In some purchase scenarios, especially those involving bank-owned properties or investment properties, a non-refundable EMD may be required in order to show that the buyers are serious about seeing the transaction through. If your clients are confident that their financing and other contract requirements are on track, this may be worth it to them. However, make sure that they have a clear understanding of this part of the contract before they sign that earnest money check and sign away their rights to a earnest money deposit refund.

4. Waiving Contingencies Prematurely

When you are putting together an offer in a multiple offer situation, you may be nervous about asking for too much from the sellers. In that case, you may add fewer contingencies to the sales contract. Alternatively, once you’re under contract, you may mistakenly assume that some of its requirements have been fulfilled and release those contingencies prematurely. In either case, a lack of adequate contingency protection can lead to a cancelled contract or a cancelled earnest money check-- and a lost EMD.

5. Failing to Do Due Diligence

If your client is an investor or just a bargain-hunter, he or she may find a great deal and be eager to act on it, going under contract without a home inspection or other due diligence. In fact, part of the value-add many investors offer is an inspection-free process and fast closing. If the client then finds out that the home has some costly problems, he or she may need to sacrifice that EMD in order to get out of the contract.

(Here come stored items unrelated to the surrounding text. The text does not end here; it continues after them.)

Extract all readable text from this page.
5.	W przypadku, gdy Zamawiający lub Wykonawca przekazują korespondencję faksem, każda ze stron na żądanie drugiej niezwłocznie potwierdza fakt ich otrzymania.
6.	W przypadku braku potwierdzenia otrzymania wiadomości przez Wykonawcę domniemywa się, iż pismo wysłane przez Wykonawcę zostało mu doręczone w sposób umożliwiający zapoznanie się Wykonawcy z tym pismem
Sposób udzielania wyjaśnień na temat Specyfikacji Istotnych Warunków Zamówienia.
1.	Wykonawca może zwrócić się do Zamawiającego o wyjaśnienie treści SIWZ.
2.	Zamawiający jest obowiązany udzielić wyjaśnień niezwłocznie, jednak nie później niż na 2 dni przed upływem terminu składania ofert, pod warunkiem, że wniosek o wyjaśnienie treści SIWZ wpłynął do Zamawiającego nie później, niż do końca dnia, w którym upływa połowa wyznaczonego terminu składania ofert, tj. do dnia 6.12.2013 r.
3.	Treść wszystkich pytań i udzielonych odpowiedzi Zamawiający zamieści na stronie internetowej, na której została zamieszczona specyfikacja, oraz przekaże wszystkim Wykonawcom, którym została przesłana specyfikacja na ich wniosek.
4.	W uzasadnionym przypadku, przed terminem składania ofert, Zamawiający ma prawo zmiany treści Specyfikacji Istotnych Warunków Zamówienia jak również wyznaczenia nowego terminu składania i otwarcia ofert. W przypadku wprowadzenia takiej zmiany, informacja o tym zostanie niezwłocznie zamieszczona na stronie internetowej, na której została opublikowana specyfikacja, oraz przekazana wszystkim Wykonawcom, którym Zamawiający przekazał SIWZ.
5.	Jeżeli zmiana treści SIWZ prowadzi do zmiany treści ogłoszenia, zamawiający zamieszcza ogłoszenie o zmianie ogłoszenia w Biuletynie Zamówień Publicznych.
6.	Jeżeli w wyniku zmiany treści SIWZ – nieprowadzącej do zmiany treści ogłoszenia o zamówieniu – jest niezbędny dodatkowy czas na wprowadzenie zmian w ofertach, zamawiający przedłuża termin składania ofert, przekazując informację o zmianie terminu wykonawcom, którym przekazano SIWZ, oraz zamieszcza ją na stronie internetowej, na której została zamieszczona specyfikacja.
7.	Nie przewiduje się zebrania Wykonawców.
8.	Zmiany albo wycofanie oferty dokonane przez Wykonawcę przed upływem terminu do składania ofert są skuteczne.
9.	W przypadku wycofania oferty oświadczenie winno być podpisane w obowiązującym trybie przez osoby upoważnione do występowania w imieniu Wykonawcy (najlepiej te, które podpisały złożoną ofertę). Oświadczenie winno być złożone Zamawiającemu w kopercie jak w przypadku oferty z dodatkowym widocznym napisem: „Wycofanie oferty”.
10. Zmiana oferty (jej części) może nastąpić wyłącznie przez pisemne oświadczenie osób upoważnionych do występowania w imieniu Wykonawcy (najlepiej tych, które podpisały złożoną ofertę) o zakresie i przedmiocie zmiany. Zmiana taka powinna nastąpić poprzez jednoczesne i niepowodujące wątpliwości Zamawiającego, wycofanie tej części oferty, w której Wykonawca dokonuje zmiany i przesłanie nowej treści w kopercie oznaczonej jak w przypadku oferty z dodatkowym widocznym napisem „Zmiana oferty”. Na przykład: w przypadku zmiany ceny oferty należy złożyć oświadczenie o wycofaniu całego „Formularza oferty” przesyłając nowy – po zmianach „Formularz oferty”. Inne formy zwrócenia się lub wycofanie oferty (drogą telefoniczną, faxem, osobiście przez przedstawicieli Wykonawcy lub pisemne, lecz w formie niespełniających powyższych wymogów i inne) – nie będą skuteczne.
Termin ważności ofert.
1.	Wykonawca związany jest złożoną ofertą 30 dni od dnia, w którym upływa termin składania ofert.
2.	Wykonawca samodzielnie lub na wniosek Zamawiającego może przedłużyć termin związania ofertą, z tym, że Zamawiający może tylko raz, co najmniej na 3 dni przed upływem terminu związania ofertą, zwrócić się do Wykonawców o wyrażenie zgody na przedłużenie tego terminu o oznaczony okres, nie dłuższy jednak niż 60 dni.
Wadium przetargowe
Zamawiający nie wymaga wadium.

6. Failing to Understand “As-Is” Buying

Many ask "when does a buys lost earnest money?" Well, some buyers are eager to take advantage of the money-saving opportunities offered by an As-Is property, assuming that they are handy enough to tackle a fixer-upper. However, major structural damage, termite damage, or other systems failure could result in more than they bargained for. In this case, it is important to have a home inspection contingency with the stipulation that no repairs will be requested. Otherwise, your buyers could find themselves losing their earnest money deposit to back out of the contract.

7. Voiding a Contract Without a Refund

In the case of a mutual decision to void a sales contract, it is important that the full earnest money refund is stipulated clearly in order to ensure that the seller isn’t planning to keep some or all of it. Once the contract is void, the buyer has given up any possible leverage they would have in order to compel the seller to release their deposit.

8. Deciding the Home Isn’t “The One”

Do you get earnest money back? Do you lose earnest money if you back out? For many people, buying a home is a very personal and emotional decision. For this reason, some buyers may decide on second or third viewing that the home just isn’t the right one for them. Since there is no contingency for a change of heart, it is important that buyers know that canceling the contract without cause may result in the loss of the EMD.

9. Developing FOMO Over Another Home

Just like falling in love, some buyers may enjoy the pursuit more than the capture -- falling in love with one home until they go under contract, then worrying that the right one is still out there somewhere. Here too, this emotion-based reason for canceling a contract will generally be punished with the loss of the EMD -- in part because of the loss in value anticipated by the sellers when they have to put their home back on the market.

10. Bailing on a Transaction for Personal Reasons

Finally, a big reason that contracts fall through -- other than home condition or financing issues -- stems from personal issues on the buyer side. An illness, a broken engagement, an unforeseen divorce, a job loss or change -- any of these can result in a fundamental shift in planning for the buyer and a genuine inability to see the contract through to closing. In these cases, the sellers are justified in keeping the EMD. In cases of hardship, you may make an appeal on the buyer’s behalf, however the sellers are under no obligation to return the deposit.